Wednesday, February 07, 2007

its interesting to see the way people contradict themselves. myself included. who am i to talk about being fearless? i'm meak and meager, not because i choose to be, but because i'm scared outta my mind. i pray against fear. i pray for courage and strength surpassing that of men. my heart is made of lead. it sinks whenever it so much as drizzles on my dirt. the slightest thing can send my heart skyrocketing. and the slightest thing can put my heart underneath feet of quicksand.
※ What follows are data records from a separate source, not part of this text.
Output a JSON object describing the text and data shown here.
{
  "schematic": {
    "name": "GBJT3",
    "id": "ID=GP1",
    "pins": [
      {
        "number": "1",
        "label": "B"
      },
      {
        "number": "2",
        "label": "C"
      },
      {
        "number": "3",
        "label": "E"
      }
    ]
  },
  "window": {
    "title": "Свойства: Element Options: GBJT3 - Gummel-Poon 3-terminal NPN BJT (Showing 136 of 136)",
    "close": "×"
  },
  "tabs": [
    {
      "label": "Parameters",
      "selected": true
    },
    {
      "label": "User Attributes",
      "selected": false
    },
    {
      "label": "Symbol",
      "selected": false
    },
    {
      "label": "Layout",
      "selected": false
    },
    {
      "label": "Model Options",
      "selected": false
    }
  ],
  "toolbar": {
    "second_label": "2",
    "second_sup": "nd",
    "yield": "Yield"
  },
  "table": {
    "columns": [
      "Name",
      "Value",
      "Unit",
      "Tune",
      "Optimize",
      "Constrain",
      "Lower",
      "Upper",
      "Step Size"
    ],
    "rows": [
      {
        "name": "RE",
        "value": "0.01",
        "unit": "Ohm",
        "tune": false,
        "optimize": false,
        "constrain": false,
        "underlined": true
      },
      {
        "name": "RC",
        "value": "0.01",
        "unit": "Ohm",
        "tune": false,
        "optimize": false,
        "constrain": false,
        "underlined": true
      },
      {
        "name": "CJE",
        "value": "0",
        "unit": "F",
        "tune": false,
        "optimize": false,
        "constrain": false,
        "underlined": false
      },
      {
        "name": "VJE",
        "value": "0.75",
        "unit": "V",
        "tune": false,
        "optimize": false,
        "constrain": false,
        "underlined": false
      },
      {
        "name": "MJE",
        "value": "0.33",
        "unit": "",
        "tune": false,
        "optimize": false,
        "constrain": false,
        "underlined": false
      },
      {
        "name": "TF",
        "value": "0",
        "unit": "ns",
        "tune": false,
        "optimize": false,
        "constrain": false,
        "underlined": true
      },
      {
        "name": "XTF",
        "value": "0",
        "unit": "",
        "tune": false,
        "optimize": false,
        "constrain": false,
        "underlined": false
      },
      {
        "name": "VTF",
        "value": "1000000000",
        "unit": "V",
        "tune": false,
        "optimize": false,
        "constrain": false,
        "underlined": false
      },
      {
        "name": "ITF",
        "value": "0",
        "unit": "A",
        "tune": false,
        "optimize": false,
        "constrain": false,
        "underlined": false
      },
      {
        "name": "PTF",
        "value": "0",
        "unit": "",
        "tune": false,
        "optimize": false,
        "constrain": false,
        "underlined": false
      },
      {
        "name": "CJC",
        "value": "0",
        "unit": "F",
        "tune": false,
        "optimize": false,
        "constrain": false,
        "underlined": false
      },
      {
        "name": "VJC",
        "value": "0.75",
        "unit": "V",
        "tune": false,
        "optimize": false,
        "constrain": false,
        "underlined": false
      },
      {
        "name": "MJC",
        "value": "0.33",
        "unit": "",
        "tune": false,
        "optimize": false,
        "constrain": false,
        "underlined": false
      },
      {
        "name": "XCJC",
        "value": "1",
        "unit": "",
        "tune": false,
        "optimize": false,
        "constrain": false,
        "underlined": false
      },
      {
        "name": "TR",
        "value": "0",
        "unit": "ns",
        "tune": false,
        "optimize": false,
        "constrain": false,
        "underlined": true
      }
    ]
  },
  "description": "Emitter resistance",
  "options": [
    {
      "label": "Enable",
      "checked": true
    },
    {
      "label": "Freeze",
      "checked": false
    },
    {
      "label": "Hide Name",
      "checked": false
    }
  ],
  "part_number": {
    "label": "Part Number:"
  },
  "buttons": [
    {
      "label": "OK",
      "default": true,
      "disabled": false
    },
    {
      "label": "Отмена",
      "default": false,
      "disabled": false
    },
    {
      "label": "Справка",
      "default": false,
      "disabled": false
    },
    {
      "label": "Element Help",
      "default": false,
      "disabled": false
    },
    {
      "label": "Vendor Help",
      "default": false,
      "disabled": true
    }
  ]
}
she can snap me without moving a finger.

Tuesday, February 06, 2007

p.s. i ____ you

this is when you can tell that i'm tired. the wiring in my brain scrambles, and words start pouring out of my every pore. this blog is essentially my sponge.

today's word of the day: fearless. definition: to be so trusting in God that fear no longer has a place to stand. not even a little ledge to clutch with its fingers at its platform recedes. dare i venture that far into territory so frightening? what makes it frightening? i have no reason to fear. I HAVE NO REASON TO FEAR! if it weren't 3:30 in the morning, i would shout that. but as far as venturing goes, i'll don my safari cap and khakis. i'll read up on the uses of a sword. and i'll be enfolded in a shield (not a fence, mind you). but i reckon the only way to shut the shield off will be for me to let the enemy in.

Proverbs 28

1 The wicked man flees though no one pursues,
but the righteous are as bold as a lion.


you know how tough a lion is? tougher than a bag of nails. that's pretty. darn. tough.


this blog shall ever be know as the semi-unfinished blog. i've gotta sleep.


i'm goin on a bkie ride tomorrow mornin.

Thursday, February 01, 2007

the words aren't coming

i'm not really sure what to do right now.
i'm not quite immobilized, but i am unsure, and that's almost like having ropes around my legs. and tape across my mouth. but quite there though. i need to learn how to depend on leadership and, in turn, how to truly lead. i think that i need scissors. but scissors don't work very well to chop down fences. then again, there's no harm in trying, and if the fences are thin enough then i'll have not too bad a time of it. but if they're impenetrable, do i look for an ax? do i pass the scissors along? do i hold on to them until the fences age and become brittle? do i dig underneath the fences? why are there so many options.

put simply i wish i could speed up time a couple weeks.